Rice Fish is the Red Consort, wife of the Red Scholar, head of the Red Banner faction of pirates. Or rather, she’s the widow of Huan, the Red Scholar, who has been killed in the recent fighting. The Red Widow.
When Rice Fish comes to Xich Si’s cell, while the drunken wake is still going on, Xixh Si fears the worst. What the mindship wants, though, is a huge shock–once the mindship verifies that Xich Si is the maker of the bots that attracted her interest, she wants to marry her. But it will be strictly a business arrangement.
Rice Fish wants Xich Si’s technical skills. She needs help finding the evidence of who really killed the Red Scholar, so she can strike back at the enemy, and protect what they’ve been building. What they’ve been building is not a marriage and a family, though they have a grown son, Hổ, the Purple Scholar–head of the Purple Banner pirate faction. Rice Fish knows who she suspects, but she doesn’t have evidence, and outside the Red Banner, she doesn’t really have allies, at least not solid allies. Not even Hổ, who resents the relationship his two mothers had, and disagrees with and resents their ideas-what they were trying to build.
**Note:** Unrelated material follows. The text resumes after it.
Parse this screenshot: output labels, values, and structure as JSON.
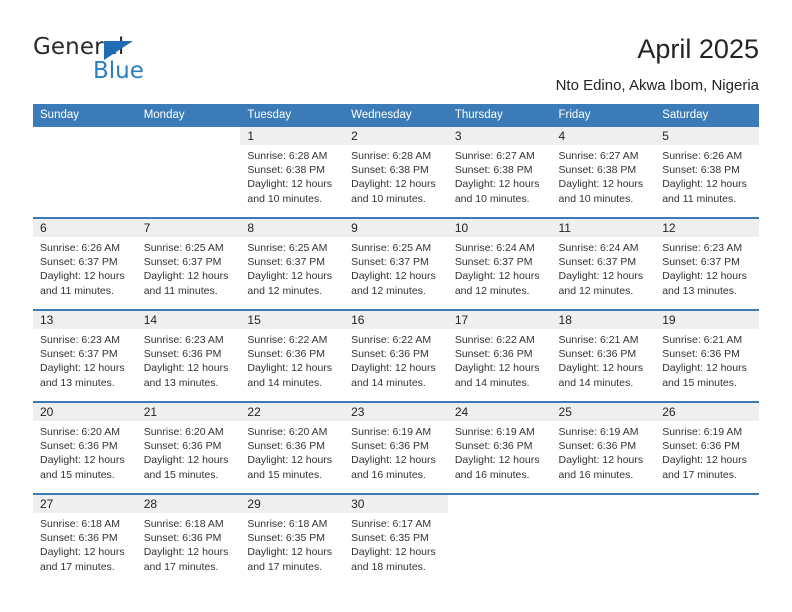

What were they trying to build? A safe haven for the pirates, the Citadel, which as a structure is pretty well built. Laws guaranteeing fairness and some level of justice to everyone within the pirate community–including indentured bondspeople, which would have been Xich Si’s fate if Rice Fish hadn’t decided she could be more useful. A transition from full-on piracy to acting as escorts and protectors for merchants moving through their area. A lot of the pirates don’t like this idea; it means giving up what they enjoy most about piracy.
Xich Si finds herself in a new, confusing culture, married to someone whom she increasingly respects and finds attractive and who thinks a business arrangement is the only way a marriage can be without guaranteeing the destruction of her plans, and with Xich Si’s own daughter in Triệu Hoà Port, protected only by someone who may decide, when she realizes Xich Si isn’t coming back, may decide she’s too much trouble and should better be sold into indenture. She’s five years old, and her life would become hell.
Xich Si doesn’t know the culture or the politics of the pirates, or the politics involved in their interaction with the An O empire which is her own home, or the Ðai Viêt, and most importantly, the enemies Rice Fish doesn’t know she has. Or allies already shaken enough that they’ll fade into neutrality at best. Yet Xich Si has to navigate this treacherous territory. Both the relationship between Rice Fish and Xich Si, and the mix of politics, tech problems, and clashes between the factions Xich Si is only beginning to figure out, make fascinating stories. I love these characters, their world, and their struggles to make it better.